Film equipment is heavy. There’s really no way around that unless you sacrifice quality for a small inexpensive handycam. Handycam’s are light, small, and they’re extremely easy to use. You simply point and shoot. If quality is important to you, that may not be in the cards. Prosumer camcorders and DSLR cameras are heavy and obtrusive. However, they shoot fantastic footage and have the right settings to adjust for lowlight periods, superior zoom, and manual focus.
I’m all for quality when it comes to filming. If I’m going to record my adventure, I’m going to produce a clear picture with premium audio. This also means I’ve had plenty of experience with packing all that equipment. This means extra batteries, lens cleaner, mics, a camera arm, and any other odds and ends that may be necessary. I may even have more equipment, depending on how many cameras I’m lugging in and if I’m shooting from the ground, or in a tree.

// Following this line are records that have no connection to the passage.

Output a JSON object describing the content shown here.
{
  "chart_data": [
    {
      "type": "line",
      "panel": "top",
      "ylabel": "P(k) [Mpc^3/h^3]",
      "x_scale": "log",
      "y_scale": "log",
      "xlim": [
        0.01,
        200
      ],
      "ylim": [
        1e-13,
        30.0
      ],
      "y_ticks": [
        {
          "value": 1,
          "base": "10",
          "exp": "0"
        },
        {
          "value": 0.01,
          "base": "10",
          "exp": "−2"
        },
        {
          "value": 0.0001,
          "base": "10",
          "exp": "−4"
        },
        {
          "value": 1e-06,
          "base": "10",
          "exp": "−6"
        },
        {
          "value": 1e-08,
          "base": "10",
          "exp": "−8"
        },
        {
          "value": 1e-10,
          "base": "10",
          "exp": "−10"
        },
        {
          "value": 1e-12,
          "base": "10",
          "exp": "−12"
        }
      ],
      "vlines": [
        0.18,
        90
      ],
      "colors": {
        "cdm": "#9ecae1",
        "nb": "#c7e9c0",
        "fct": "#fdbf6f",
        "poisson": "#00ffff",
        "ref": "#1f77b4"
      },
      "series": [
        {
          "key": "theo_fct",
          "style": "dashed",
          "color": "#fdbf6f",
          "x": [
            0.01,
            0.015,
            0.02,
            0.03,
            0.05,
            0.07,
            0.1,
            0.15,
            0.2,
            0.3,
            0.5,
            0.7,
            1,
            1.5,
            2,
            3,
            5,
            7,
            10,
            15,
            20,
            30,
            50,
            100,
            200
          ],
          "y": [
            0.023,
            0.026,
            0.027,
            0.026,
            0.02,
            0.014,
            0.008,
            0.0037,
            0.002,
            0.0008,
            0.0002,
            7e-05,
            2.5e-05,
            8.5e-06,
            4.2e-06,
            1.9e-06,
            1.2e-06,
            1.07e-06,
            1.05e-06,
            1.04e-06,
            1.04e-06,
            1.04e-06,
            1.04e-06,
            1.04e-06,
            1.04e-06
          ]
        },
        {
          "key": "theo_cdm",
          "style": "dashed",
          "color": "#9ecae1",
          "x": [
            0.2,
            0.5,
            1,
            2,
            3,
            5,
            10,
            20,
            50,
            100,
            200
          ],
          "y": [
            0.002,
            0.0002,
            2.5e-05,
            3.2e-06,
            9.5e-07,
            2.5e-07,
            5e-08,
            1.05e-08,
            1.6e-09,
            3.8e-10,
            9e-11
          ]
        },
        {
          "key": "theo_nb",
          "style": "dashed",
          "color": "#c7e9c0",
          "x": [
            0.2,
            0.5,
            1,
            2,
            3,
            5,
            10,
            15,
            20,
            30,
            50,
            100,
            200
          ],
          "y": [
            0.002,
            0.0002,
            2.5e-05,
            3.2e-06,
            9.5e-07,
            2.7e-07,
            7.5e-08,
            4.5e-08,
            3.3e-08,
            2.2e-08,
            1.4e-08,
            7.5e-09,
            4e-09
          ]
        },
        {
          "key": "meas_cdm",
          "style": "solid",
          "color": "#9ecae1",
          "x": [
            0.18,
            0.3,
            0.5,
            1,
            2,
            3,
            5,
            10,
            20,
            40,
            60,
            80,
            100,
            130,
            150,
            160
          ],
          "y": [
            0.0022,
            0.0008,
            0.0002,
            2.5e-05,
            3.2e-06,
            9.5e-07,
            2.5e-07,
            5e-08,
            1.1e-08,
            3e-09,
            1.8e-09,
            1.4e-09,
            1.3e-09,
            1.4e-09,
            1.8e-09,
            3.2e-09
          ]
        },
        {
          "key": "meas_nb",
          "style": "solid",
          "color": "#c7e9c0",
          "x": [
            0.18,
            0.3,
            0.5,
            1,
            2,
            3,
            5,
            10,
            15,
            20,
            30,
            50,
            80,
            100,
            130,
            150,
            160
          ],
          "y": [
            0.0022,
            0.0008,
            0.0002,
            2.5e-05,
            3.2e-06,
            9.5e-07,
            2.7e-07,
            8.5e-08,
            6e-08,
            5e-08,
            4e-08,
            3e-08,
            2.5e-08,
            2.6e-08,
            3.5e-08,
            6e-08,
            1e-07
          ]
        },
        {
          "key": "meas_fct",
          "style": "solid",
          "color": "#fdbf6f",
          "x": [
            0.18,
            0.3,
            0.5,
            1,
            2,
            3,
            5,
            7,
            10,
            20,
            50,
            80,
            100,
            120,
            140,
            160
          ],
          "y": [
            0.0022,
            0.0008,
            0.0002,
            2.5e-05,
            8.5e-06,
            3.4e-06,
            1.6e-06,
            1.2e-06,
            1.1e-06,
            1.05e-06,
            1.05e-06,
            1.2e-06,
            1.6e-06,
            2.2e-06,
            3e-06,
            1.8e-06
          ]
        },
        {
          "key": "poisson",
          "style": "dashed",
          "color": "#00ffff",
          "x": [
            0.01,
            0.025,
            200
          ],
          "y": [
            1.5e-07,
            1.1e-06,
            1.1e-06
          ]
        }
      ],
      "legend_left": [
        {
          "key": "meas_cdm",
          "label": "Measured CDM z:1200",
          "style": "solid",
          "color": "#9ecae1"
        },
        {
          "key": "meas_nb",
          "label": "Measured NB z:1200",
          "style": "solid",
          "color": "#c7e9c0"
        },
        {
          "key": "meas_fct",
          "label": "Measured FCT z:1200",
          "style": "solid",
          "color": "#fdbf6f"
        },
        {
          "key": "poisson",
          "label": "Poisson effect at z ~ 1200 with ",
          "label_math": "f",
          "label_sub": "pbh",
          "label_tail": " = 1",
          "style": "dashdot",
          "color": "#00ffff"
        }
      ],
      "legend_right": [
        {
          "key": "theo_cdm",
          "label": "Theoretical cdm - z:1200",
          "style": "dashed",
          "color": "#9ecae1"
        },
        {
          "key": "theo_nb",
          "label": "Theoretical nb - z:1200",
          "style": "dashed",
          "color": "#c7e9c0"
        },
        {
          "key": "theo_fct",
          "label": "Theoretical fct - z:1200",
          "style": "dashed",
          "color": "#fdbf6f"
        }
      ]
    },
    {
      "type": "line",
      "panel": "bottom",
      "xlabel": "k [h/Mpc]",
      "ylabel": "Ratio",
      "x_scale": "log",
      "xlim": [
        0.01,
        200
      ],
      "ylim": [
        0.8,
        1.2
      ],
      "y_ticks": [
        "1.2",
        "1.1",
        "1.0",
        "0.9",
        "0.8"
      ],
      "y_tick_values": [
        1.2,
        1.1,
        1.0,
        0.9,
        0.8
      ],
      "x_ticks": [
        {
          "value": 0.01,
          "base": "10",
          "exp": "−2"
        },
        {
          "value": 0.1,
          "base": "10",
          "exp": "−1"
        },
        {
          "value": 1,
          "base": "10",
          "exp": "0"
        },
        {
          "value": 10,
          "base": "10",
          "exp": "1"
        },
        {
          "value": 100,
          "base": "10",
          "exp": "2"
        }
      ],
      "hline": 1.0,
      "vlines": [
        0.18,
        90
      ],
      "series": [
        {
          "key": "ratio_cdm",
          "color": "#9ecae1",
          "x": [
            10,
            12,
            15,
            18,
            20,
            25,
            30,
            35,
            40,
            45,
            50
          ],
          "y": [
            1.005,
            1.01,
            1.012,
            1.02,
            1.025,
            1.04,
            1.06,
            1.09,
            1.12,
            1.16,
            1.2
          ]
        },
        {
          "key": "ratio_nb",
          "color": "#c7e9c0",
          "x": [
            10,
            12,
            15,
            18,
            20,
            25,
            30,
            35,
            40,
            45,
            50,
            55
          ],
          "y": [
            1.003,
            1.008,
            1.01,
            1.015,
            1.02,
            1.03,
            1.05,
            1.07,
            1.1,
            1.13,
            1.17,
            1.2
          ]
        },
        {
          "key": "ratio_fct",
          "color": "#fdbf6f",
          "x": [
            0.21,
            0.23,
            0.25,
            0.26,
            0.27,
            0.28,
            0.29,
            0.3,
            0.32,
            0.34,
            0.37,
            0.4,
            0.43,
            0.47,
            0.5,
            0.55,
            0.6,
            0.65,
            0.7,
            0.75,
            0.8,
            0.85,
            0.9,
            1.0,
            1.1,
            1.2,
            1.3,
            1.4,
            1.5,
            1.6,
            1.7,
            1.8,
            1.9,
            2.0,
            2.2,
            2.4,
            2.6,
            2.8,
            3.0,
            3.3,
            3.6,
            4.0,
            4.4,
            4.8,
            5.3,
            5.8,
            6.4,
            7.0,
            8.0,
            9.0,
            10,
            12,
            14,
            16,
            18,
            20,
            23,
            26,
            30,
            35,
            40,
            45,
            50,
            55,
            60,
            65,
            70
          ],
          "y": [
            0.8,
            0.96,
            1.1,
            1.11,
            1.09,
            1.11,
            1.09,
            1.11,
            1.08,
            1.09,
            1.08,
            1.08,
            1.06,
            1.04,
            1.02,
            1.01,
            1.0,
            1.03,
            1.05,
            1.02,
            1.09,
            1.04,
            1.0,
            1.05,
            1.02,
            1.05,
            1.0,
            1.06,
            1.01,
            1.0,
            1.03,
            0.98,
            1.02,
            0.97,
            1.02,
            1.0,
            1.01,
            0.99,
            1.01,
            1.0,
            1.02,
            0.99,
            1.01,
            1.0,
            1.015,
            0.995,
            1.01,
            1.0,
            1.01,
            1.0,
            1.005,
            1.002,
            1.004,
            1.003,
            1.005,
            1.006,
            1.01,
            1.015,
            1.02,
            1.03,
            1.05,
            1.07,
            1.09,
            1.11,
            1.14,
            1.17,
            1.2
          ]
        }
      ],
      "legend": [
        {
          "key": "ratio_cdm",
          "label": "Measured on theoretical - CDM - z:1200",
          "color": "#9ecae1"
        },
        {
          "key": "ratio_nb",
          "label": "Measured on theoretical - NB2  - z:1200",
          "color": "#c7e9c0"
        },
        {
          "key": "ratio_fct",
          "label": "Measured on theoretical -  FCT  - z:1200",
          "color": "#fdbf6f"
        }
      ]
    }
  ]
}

But Don’t Forget the Essentials
You could spend a lot on a fancy camera carrying bag with all the right pockets in all the right places. But I opted to go the poor man’s route and spent $12 on a camouflaged shoulder bag from Wal-Mart. The bag has an adjustable strap to sling over a shoulder and enough padding to protect my camera from damage. There are several exterior pockets just large enough to contain the miscellaneous supplies I need, like batteries, as well as the base of my camera arm and external shotgun mic. Moral of the story, you don’t have to spend a fortune if you don’t want to.
Other essential items get packed into a fanny pack. Yes, a fanny pack just like the classic tourist would strap around his waist. My fanny pack is large enough to contain my limb saw, knife, compact bow hanger hook, an extra rope, secondary release, bottle of water, and maybe a sandwich or candy bar. My call, binoculars, and range finder have their place in pockets, clipped to my safety harness, and/or around my neck on a lanyard.
With a stand on my back, a bow in one hand, fanny pack strapped around my waist, and a camera bag over my shoulder, I’m left with one free hand. That one moves branches while I’m entering, or leaving, my hunting area. but what about the camera arm?
I use a ten-inch black rubber bungee strap to hold my camera arm tightly to my stand. I usually strap the camera arm down using a horizontal “V” outline with the bungee strap. The tighter the better to prevent against rattle, slippage, and getting branches caught between your camera arm and stand platform while walking.
There’s nothing worse than standing at the base of a tree after you’ve hung a set, realizing you forgot to pack a hoist rope or two. Now you’re wondering how you’re going to climb up with your bow and all of your camera gear. I used to bring multiple hoist ropes along, but they’re a pain to wind up and pack neatly in the dark after a long, cold hunt. I’ve found that bringing one forty-foot rope is the most effective method for hoisting your bow and camera gear up the tree.
I like to prep my hoist rope when I hang my mobile stand. Before I climb down, I wrap the rope slightly offset from the middle around a branch and drape both tag ends down to the base of the tree. Once I climb down, I’ll hook my bow to the shortest tag end and the camera equipment to the longest tag end.
When I climb the tree to sit, I’ll first hoist up the bow and hang it on a hook. Next, I’ll assert the base of my camera arm around the tree. Rather than using the ratchet straps usually provided by camera arm manufacturers, I use a BoatBuckle Pro Series Bow Tie Down with Loop End 1 inch x 36 inch. The strap is completely silent, has a 1,200-pound break strength, & fastens extremely tight to the tree with zero play, which eliminates camera shake. The 36-inch length has only been challenged in one tree in the last few years since I’ve added the strap to my system. It works for nearly any tree you can climb with climbing sticks. Forget about the clicking ratchet straps, use a silent strap like this one and you’ll be a ninja in the woods.